Even If I have all subparts of a sentence in training data and testing it on a example containing two those parts it fails…

I use as features:

 ["prefix5", "prefix2", "suffix3",
             "suffix2", "title", "upper"],
            ["bias", "upper", "title", "digit", "pattern"],
            ["prefix5", "prefix2", "suffix3",
             "suffix2", "title", "upper"]],

Any help?

Could you post your training data so we can see what’s going wrong there?

I think those are typical situation like most have. I just like some advices. This should be possible somehow. I read everytime the request for training data. But I think there should be some good guidelines when somone has experinece in this. I don’t want to make the data public.

What I think is, that for my config, some statistics about context occurences are important to know?

And, I stated an issue that even examples from training data are not recognized on same exatc examples. How can that be. Also learning mixtures of different context words is really difficult! and, adding a new examples infers negatively with previous examples…

Well, there’s not really any general guidelines for this… It depends what your training data looks like, what kind of entities there are, how much of it there is etc etc

If you don’t want to share your training data here, we’d be happy for you to send it to hi@rasa.com so we can take a look (confidentially of course)

@akelad thanks. I think about it. But, really, above issues are still common and of course they are from overfitting. But it is really hard to find out how much variation CRF needs to generalize well! As I can read many have those troubles. I have the trouble that almost both context words have to coincide with the trained example (above config using just context properties), Also entities at the end of sentences are not recognized well even if same is in training data…

I did some thought on that. I feel the only solutionis to build a more elaborate evaluation system which does something like backward fitting (removing each example) until best training data is found…

If this is something you want to work on implementing, then we’d love it if you shared it with us

Is it possible to access the weights of learned features for CRF? I think this would be great to see where is an overfitting and which examples to include?

feel free to look at the code, i think you should be able to

Hi, I am facing the same issue. I have two entities. One entity(say entity A) is in the middle of a sentence in my training data(nlu.md). Entity A is recognised with 100% accuracy during conversations(even new unseen entities). But, entity B is at the end of sentences in training data (For ex: How much do i have to pay to RASA. Here RASA is the entity) Even the entities which are in training data are not recognised during testing(conversation). Please help. You were facing similar issue.
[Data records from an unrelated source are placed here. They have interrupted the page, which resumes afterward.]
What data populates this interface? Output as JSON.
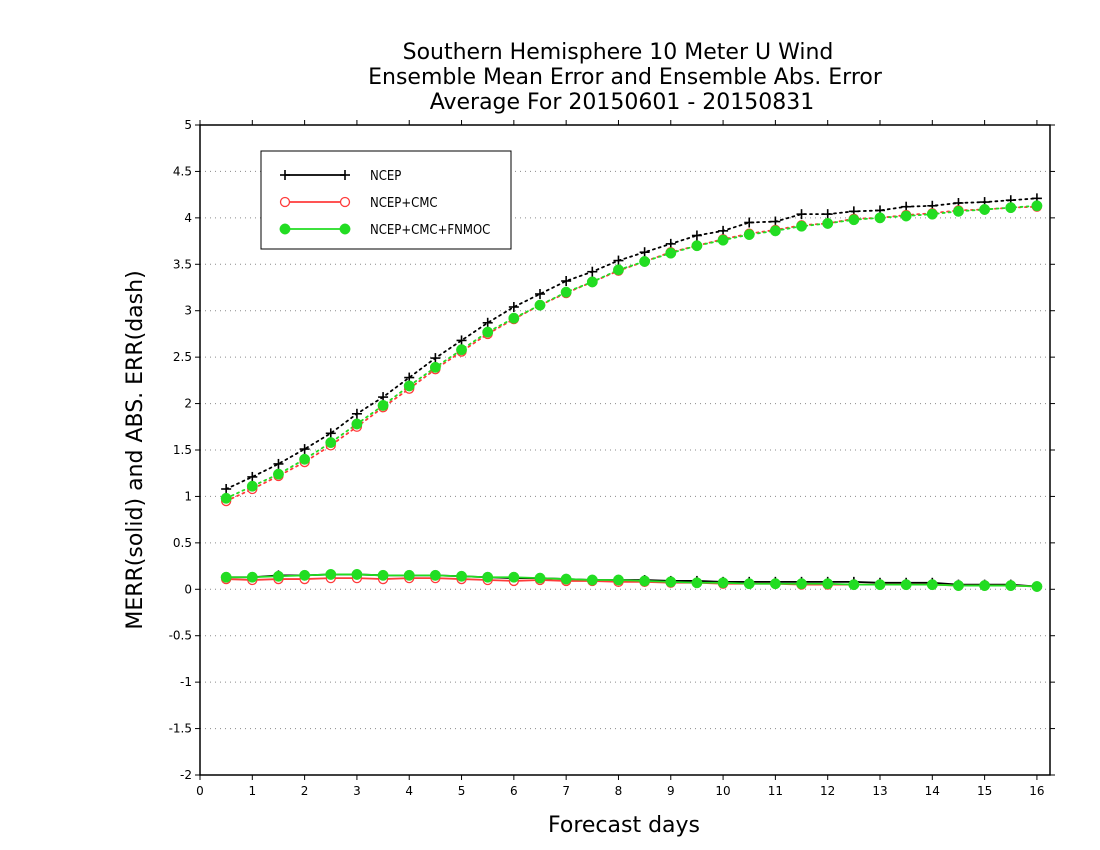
{
  "chart_data": {
    "type": "line",
    "title": [
      "Southern Hemisphere 10 Meter U Wind",
      "Ensemble Mean Error and Ensemble Abs. Error",
      "Average For 20150601 - 20150831"
    ],
    "xlabel": "Forecast days",
    "ylabel": "MERR(solid) and ABS. ERR(dash)",
    "xlim": [
      0,
      16.25
    ],
    "ylim": [
      -2,
      5
    ],
    "xticks": [
      0,
      1,
      2,
      3,
      4,
      5,
      6,
      7,
      8,
      9,
      10,
      11,
      12,
      13,
      14,
      15,
      16
    ],
    "yticks": [
      -2,
      -1.5,
      -1,
      -0.5,
      0,
      0.5,
      1,
      1.5,
      2,
      2.5,
      3,
      3.5,
      4,
      4.5,
      5
    ],
    "grid": "horizontal dotted",
    "legend_position": "top-left",
    "x": [
      0.5,
      1,
      1.5,
      2,
      2.5,
      3,
      3.5,
      4,
      4.5,
      5,
      5.5,
      6,
      6.5,
      7,
      7.5,
      8,
      8.5,
      9,
      9.5,
      10,
      10.5,
      11,
      11.5,
      12,
      12.5,
      13,
      13.5,
      14,
      14.5,
      15,
      15.5,
      16
    ],
    "series": [
      {
        "name": "NCEP",
        "color": "#000000",
        "marker": "plus",
        "abs_err": [
          1.08,
          1.21,
          1.35,
          1.51,
          1.68,
          1.89,
          2.07,
          2.28,
          2.49,
          2.68,
          2.87,
          3.04,
          3.18,
          3.32,
          3.42,
          3.54,
          3.63,
          3.72,
          3.81,
          3.86,
          3.95,
          3.96,
          4.04,
          4.04,
          4.07,
          4.08,
          4.12,
          4.13,
          4.16,
          4.17,
          4.19,
          4.21
        ],
        "mean_err": [
          0.13,
          0.13,
          0.15,
          0.15,
          0.16,
          0.16,
          0.15,
          0.15,
          0.15,
          0.14,
          0.13,
          0.12,
          0.12,
          0.11,
          0.1,
          0.1,
          0.1,
          0.09,
          0.09,
          0.08,
          0.08,
          0.08,
          0.08,
          0.08,
          0.08,
          0.07,
          0.07,
          0.07,
          0.05,
          0.05,
          0.05,
          0.03
        ]
      },
      {
        "name": "NCEP+CMC",
        "color": "#ff3b3b",
        "marker": "open-circle",
        "abs_err": [
          0.95,
          1.08,
          1.22,
          1.37,
          1.55,
          1.75,
          1.96,
          2.16,
          2.37,
          2.56,
          2.75,
          2.91,
          3.06,
          3.19,
          3.31,
          3.43,
          3.53,
          3.63,
          3.7,
          3.77,
          3.83,
          3.87,
          3.92,
          3.94,
          3.99,
          4.0,
          4.03,
          4.05,
          4.08,
          4.09,
          4.11,
          4.12
        ],
        "mean_err": [
          0.11,
          0.1,
          0.11,
          0.11,
          0.12,
          0.12,
          0.11,
          0.12,
          0.12,
          0.11,
          0.1,
          0.09,
          0.1,
          0.09,
          0.09,
          0.08,
          0.08,
          0.07,
          0.07,
          0.06,
          0.06,
          0.06,
          0.05,
          0.05,
          0.05,
          0.05,
          0.05,
          0.05,
          0.04,
          0.04,
          0.04,
          0.03
        ]
      },
      {
        "name": "NCEP+CMC+FNMOC",
        "color": "#22dd22",
        "marker": "filled-circle",
        "abs_err": [
          0.98,
          1.11,
          1.24,
          1.4,
          1.58,
          1.78,
          1.98,
          2.19,
          2.39,
          2.58,
          2.77,
          2.92,
          3.06,
          3.2,
          3.31,
          3.44,
          3.53,
          3.62,
          3.7,
          3.76,
          3.82,
          3.86,
          3.91,
          3.94,
          3.98,
          4.0,
          4.02,
          4.04,
          4.07,
          4.09,
          4.11,
          4.13
        ],
        "mean_err": [
          0.13,
          0.13,
          0.14,
          0.15,
          0.16,
          0.16,
          0.15,
          0.15,
          0.15,
          0.14,
          0.13,
          0.13,
          0.12,
          0.11,
          0.1,
          0.1,
          0.09,
          0.08,
          0.07,
          0.07,
          0.06,
          0.06,
          0.06,
          0.06,
          0.05,
          0.05,
          0.05,
          0.05,
          0.04,
          0.04,
          0.04,
          0.03
        ]
      }
    ]
  }
}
How did you solve it. @akelad, can u please help me.

@akelad @akelad i also faced the same problem but didn’t get any answer from rasa community or from another forum…here is my question bots - How to handle dynamic entities in rasa? - Stack Overflow… rasa can not handle dynamic entities if you have entities around 5 to 10, rasa will learn the pattern, ner_crf works on one word before and one word after it will learn the context of your training data, but didn’t give you the results that you want…I solve this issue by running post processing script on my training data by add some random characters of entity value not fixed the value just randomize the values and balance the training data according to my requirements. But you can’t depend on crf_entity_extractor. So, please add some new enhancement regarding this.